We’ve all been there: just when you think the vinyasa is slowing down — that it’s time to stretch and get calm — suddenly, boom! Your yoga teacher hits you with the dreaded navasana. Then low boat! Then up again. For, like, twenty minutes. Until your core muscles are on fire and you wonder how anyone thinks this yoga thing is relaxing at all!

Okay, so it’s a good burn

Of course after that kind of work, you tend to feel like a rock star. No surprise! From a physical perspective, strengthening your core is incredibly important. A strong core helps with balance, stability, and protecting your low back from stress, to name but a few benefits. The stronger your core becomes, the easier everyday activities become, from carrying shopping bags to putting on shoes – daily chores we barely consider.

Given our tendency to sit for the majority of our days, actively strengthening core muscles is key to bringing your body back into balance. And the results are instant! That good burn after yoga practice is your body thanking you for firing those muscles up and giving your overworked back a break.

Transcending the physical

Working your core feels great physically, sure, but have you ever felt more energy, motivation, and get-up-and-go after a core-heavy yoga session? This may be because you’ve activated your vital energy centres — your chakras.

Both Svadhisthana and Manipura Chakras can be stimulated by core work, and both have a huge impact on our energetic well-being. Svadisthana, the second chakra, located between the navel and pubic bone, is responsible for creativity, emotional stability, and relating to others and the outside world.

The region of this chakra is also prized in Chinese and Japanese martial arts – called the Dan Tian and the Hara in these cultures respectively.

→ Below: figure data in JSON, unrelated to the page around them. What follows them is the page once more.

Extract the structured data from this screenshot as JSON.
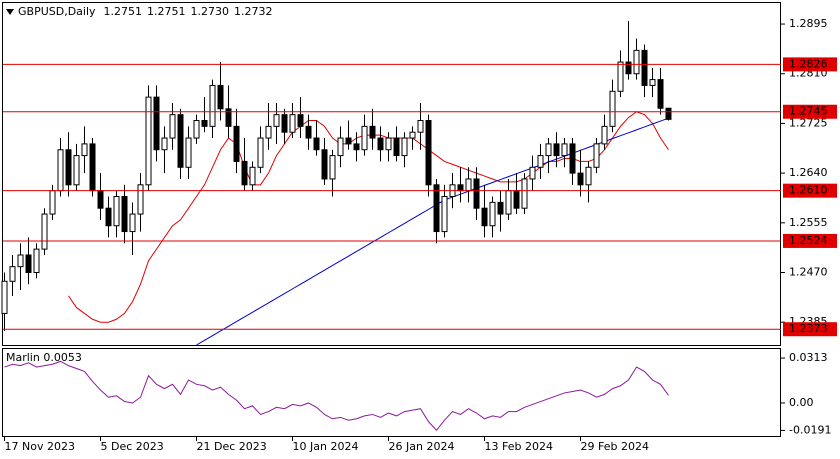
{
  "chart_data": [
    {
      "type": "candlestick",
      "title": "GBPUSD,Daily",
      "title_values": [
        "1.2751",
        "1.2751",
        "1.2730",
        "1.2732"
      ],
      "categories": [
        "17 Nov 2023",
        null,
        null,
        null,
        null,
        null,
        null,
        null,
        null,
        null,
        null,
        null,
        "5 Dec 2023",
        null,
        null,
        null,
        null,
        null,
        null,
        null,
        null,
        null,
        null,
        null,
        "21 Dec 2023",
        null,
        null,
        null,
        null,
        null,
        null,
        null,
        null,
        null,
        null,
        null,
        "10 Jan 2024",
        null,
        null,
        null,
        null,
        null,
        null,
        null,
        null,
        null,
        null,
        null,
        "26 Jan 2024",
        null,
        null,
        null,
        null,
        null,
        null,
        null,
        null,
        null,
        null,
        null,
        "13 Feb 2024",
        null,
        null,
        null,
        null,
        null,
        null,
        null,
        null,
        null,
        null,
        null,
        "29 Feb 2024",
        null,
        null,
        null,
        null,
        null,
        null,
        null,
        null,
        null,
        null,
        null
      ],
      "ohlc": [
        [
          1.24,
          1.247,
          1.237,
          1.2455
        ],
        [
          1.2455,
          1.25,
          1.243,
          1.248
        ],
        [
          1.248,
          1.252,
          1.244,
          1.25
        ],
        [
          1.25,
          1.253,
          1.245,
          1.247
        ],
        [
          1.247,
          1.252,
          1.246,
          1.251
        ],
        [
          1.251,
          1.258,
          1.25,
          1.257
        ],
        [
          1.257,
          1.262,
          1.256,
          1.261
        ],
        [
          1.261,
          1.27,
          1.26,
          1.268
        ],
        [
          1.268,
          1.271,
          1.26,
          1.262
        ],
        [
          1.262,
          1.269,
          1.261,
          1.267
        ],
        [
          1.267,
          1.272,
          1.264,
          1.269
        ],
        [
          1.269,
          1.27,
          1.26,
          1.261
        ],
        [
          1.261,
          1.264,
          1.256,
          1.258
        ],
        [
          1.258,
          1.26,
          1.253,
          1.255
        ],
        [
          1.255,
          1.261,
          1.253,
          1.26
        ],
        [
          1.26,
          1.262,
          1.252,
          1.254
        ],
        [
          1.254,
          1.259,
          1.25,
          1.257
        ],
        [
          1.257,
          1.264,
          1.254,
          1.262
        ],
        [
          1.262,
          1.279,
          1.261,
          1.277
        ],
        [
          1.277,
          1.279,
          1.266,
          1.268
        ],
        [
          1.268,
          1.272,
          1.264,
          1.27
        ],
        [
          1.27,
          1.276,
          1.268,
          1.274
        ],
        [
          1.274,
          1.275,
          1.263,
          1.265
        ],
        [
          1.265,
          1.272,
          1.263,
          1.27
        ],
        [
          1.27,
          1.274,
          1.269,
          1.273
        ],
        [
          1.273,
          1.277,
          1.271,
          1.272
        ],
        [
          1.272,
          1.28,
          1.27,
          1.279
        ],
        [
          1.279,
          1.283,
          1.273,
          1.275
        ],
        [
          1.275,
          1.279,
          1.27,
          1.272
        ],
        [
          1.272,
          1.275,
          1.264,
          1.266
        ],
        [
          1.266,
          1.27,
          1.261,
          1.262
        ],
        [
          1.262,
          1.266,
          1.261,
          1.265
        ],
        [
          1.265,
          1.272,
          1.264,
          1.27
        ],
        [
          1.27,
          1.276,
          1.268,
          1.272
        ],
        [
          1.272,
          1.276,
          1.269,
          1.274
        ],
        [
          1.274,
          1.275,
          1.269,
          1.271
        ],
        [
          1.271,
          1.276,
          1.27,
          1.274
        ],
        [
          1.274,
          1.277,
          1.27,
          1.272
        ],
        [
          1.272,
          1.274,
          1.268,
          1.27
        ],
        [
          1.27,
          1.273,
          1.267,
          1.268
        ],
        [
          1.268,
          1.27,
          1.262,
          1.263
        ],
        [
          1.263,
          1.268,
          1.26,
          1.267
        ],
        [
          1.267,
          1.272,
          1.265,
          1.27
        ],
        [
          1.27,
          1.273,
          1.268,
          1.269
        ],
        [
          1.269,
          1.271,
          1.266,
          1.268
        ],
        [
          1.268,
          1.274,
          1.267,
          1.272
        ],
        [
          1.272,
          1.275,
          1.268,
          1.27
        ],
        [
          1.27,
          1.272,
          1.266,
          1.268
        ],
        [
          1.268,
          1.271,
          1.266,
          1.27
        ],
        [
          1.27,
          1.272,
          1.266,
          1.267
        ],
        [
          1.267,
          1.271,
          1.265,
          1.27
        ],
        [
          1.27,
          1.272,
          1.268,
          1.271
        ],
        [
          1.271,
          1.276,
          1.268,
          1.273
        ],
        [
          1.273,
          1.274,
          1.26,
          1.262
        ],
        [
          1.262,
          1.263,
          1.252,
          1.254
        ],
        [
          1.254,
          1.262,
          1.253,
          1.26
        ],
        [
          1.26,
          1.264,
          1.258,
          1.262
        ],
        [
          1.262,
          1.265,
          1.259,
          1.261
        ],
        [
          1.261,
          1.265,
          1.259,
          1.263
        ],
        [
          1.263,
          1.265,
          1.256,
          1.258
        ],
        [
          1.258,
          1.262,
          1.253,
          1.255
        ],
        [
          1.255,
          1.26,
          1.253,
          1.259
        ],
        [
          1.259,
          1.261,
          1.254,
          1.257
        ],
        [
          1.257,
          1.263,
          1.256,
          1.261
        ],
        [
          1.261,
          1.264,
          1.257,
          1.258
        ],
        [
          1.258,
          1.264,
          1.257,
          1.263
        ],
        [
          1.263,
          1.267,
          1.261,
          1.265
        ],
        [
          1.265,
          1.269,
          1.263,
          1.267
        ],
        [
          1.267,
          1.27,
          1.264,
          1.269
        ],
        [
          1.269,
          1.271,
          1.265,
          1.267
        ],
        [
          1.267,
          1.27,
          1.265,
          1.269
        ],
        [
          1.269,
          1.27,
          1.262,
          1.264
        ],
        [
          1.264,
          1.268,
          1.26,
          1.262
        ],
        [
          1.262,
          1.266,
          1.259,
          1.265
        ],
        [
          1.265,
          1.27,
          1.264,
          1.269
        ],
        [
          1.269,
          1.274,
          1.268,
          1.272
        ],
        [
          1.272,
          1.28,
          1.271,
          1.278
        ],
        [
          1.278,
          1.285,
          1.277,
          1.283
        ],
        [
          1.283,
          1.29,
          1.28,
          1.281
        ],
        [
          1.281,
          1.287,
          1.28,
          1.285
        ],
        [
          1.285,
          1.286,
          1.277,
          1.279
        ],
        [
          1.279,
          1.282,
          1.277,
          1.28
        ],
        [
          1.28,
          1.282,
          1.274,
          1.2751
        ],
        [
          1.2751,
          1.2751,
          1.273,
          1.2732
        ]
      ],
      "lines": [
        {
          "color": "#e00000",
          "values": [
            null,
            null,
            null,
            null,
            null,
            null,
            null,
            null,
            1.243,
            1.241,
            1.24,
            1.239,
            1.2385,
            1.2385,
            1.239,
            1.24,
            1.242,
            1.245,
            1.249,
            1.251,
            1.253,
            1.255,
            1.256,
            1.258,
            1.26,
            1.262,
            1.265,
            1.268,
            1.27,
            1.269,
            1.265,
            1.262,
            1.262,
            1.264,
            1.267,
            1.269,
            1.271,
            1.272,
            1.273,
            1.273,
            1.272,
            1.27,
            1.269,
            1.269,
            1.27,
            1.2705,
            1.2705,
            1.2705,
            1.27,
            1.27,
            1.27,
            1.27,
            1.269,
            1.268,
            1.267,
            1.266,
            1.2655,
            1.265,
            1.2645,
            1.264,
            1.2635,
            1.263,
            1.2625,
            1.2625,
            1.2625,
            1.263,
            1.264,
            1.265,
            1.266,
            1.266,
            1.2665,
            1.2665,
            1.266,
            1.266,
            1.2665,
            1.268,
            1.27,
            1.272,
            1.2735,
            1.2745,
            1.274,
            1.2725,
            1.27,
            1.268
          ]
        },
        {
          "color": "#0000d0",
          "values": [
            null,
            null,
            null,
            null,
            null,
            null,
            null,
            null,
            null,
            null,
            null,
            null,
            null,
            null,
            null,
            null,
            null,
            null,
            null,
            null,
            null,
            null,
            null,
            null,
            1.2346,
            1.2354,
            1.2362,
            1.237,
            1.2378,
            1.2386,
            1.2394,
            1.2402,
            1.241,
            1.2418,
            1.2426,
            1.2434,
            1.2442,
            1.245,
            1.2458,
            1.2466,
            1.2474,
            1.2482,
            1.249,
            1.2498,
            1.2506,
            1.2514,
            1.2522,
            1.253,
            1.2538,
            1.2546,
            1.2554,
            1.2562,
            1.257,
            1.2578,
            1.2586,
            1.2594,
            1.2599,
            1.2604,
            1.2609,
            1.2614,
            1.2619,
            1.2624,
            1.2629,
            1.2634,
            1.2639,
            1.2644,
            1.2649,
            1.2654,
            1.2659,
            1.2664,
            1.2669,
            1.2674,
            1.2679,
            1.2684,
            1.2689,
            1.2694,
            1.2699,
            1.2704,
            1.2709,
            1.2714,
            1.2719,
            1.2724,
            1.2729,
            1.2734
          ]
        }
      ],
      "levels": [
        {
          "value": 1.2826,
          "label": "1.2826"
        },
        {
          "value": 1.2745,
          "label": "1.2745"
        },
        {
          "value": 1.261,
          "label": "1.2610"
        },
        {
          "value": 1.2524,
          "label": "1.2524"
        },
        {
          "value": 1.2373,
          "label": "1.2373"
        }
      ],
      "level_color": "#e00000",
      "ylim": [
        1.2346,
        1.2931
      ],
      "yticks": [
        1.2895,
        {
          "value": 1.281,
          "label": "1.2810"
        },
        1.2725,
        {
          "value": 1.264,
          "label": "1.2640"
        },
        1.2555,
        {
          "value": 1.247,
          "label": "1.2470"
        },
        1.2385
      ]
    },
    {
      "type": "line",
      "title": "Marlin 0.0053",
      "color": "#8b1a9a",
      "values": [
        0.025,
        0.027,
        0.026,
        0.028,
        0.025,
        0.026,
        0.027,
        0.029,
        0.026,
        0.024,
        0.022,
        0.015,
        0.009,
        0.004,
        0.005,
        0.001,
        0.0,
        0.004,
        0.019,
        0.013,
        0.01,
        0.013,
        0.006,
        0.016,
        0.013,
        0.012,
        0.009,
        0.011,
        0.006,
        0.002,
        -0.004,
        -0.002,
        -0.008,
        -0.006,
        -0.003,
        -0.004,
        -0.001,
        -0.002,
        0.0,
        -0.003,
        -0.008,
        -0.011,
        -0.01,
        -0.012,
        -0.011,
        -0.009,
        -0.008,
        -0.01,
        -0.007,
        -0.009,
        -0.006,
        -0.005,
        -0.004,
        -0.013,
        -0.019,
        -0.012,
        -0.006,
        -0.008,
        -0.004,
        -0.007,
        -0.011,
        -0.009,
        -0.01,
        -0.006,
        -0.006,
        -0.003,
        -0.001,
        0.001,
        0.003,
        0.005,
        0.007,
        0.008,
        0.009,
        0.007,
        0.004,
        0.006,
        0.01,
        0.012,
        0.016,
        0.025,
        0.022,
        0.016,
        0.013,
        0.0053
      ],
      "ylim": [
        -0.023,
        0.0376
      ],
      "yticks": [
        0.0313,
        {
          "value": 0,
          "label": "0.00"
        },
        -0.0191
      ]
    }
  ]
}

This area is prized as a storehouse of energy and inner strength. Keeping it well toned with breath-work and visualization is integral to fruitful practice.

Manipura chakra, located between the navel and the xiphoid process, is responsible for cultivating appropriate motivation and the ability to manifest our personal power. Keeping the energy flowing through this region helps us achieve a productive, satisfying lifestyle.

Trusting that gut

Perhaps you have heard the gut referred to as “the second brain.” Research increasingly proves that our gut lining houses a proliferation of neurons, second only to the number in your brain.

When we experience “butterflies” in our stomachs, a strong feeling of well-being in our guts upon making a decision, or any other reactions this area may have, it is to our benefit to pay attention. Focusing on and breathing into our core during practice helps us to become more aware of these “gut reactions” and what they might have to tell us.

Core work in our yoga practice — think navasana, balancing poses, standing poses, shoulder stand, etc. — in tandem with appropriate breathing practices that increase prana or chi flow to this all-important region of the body will help bring together all of these incredible benefits and leave you feeling strong, present, motivated, and balanced.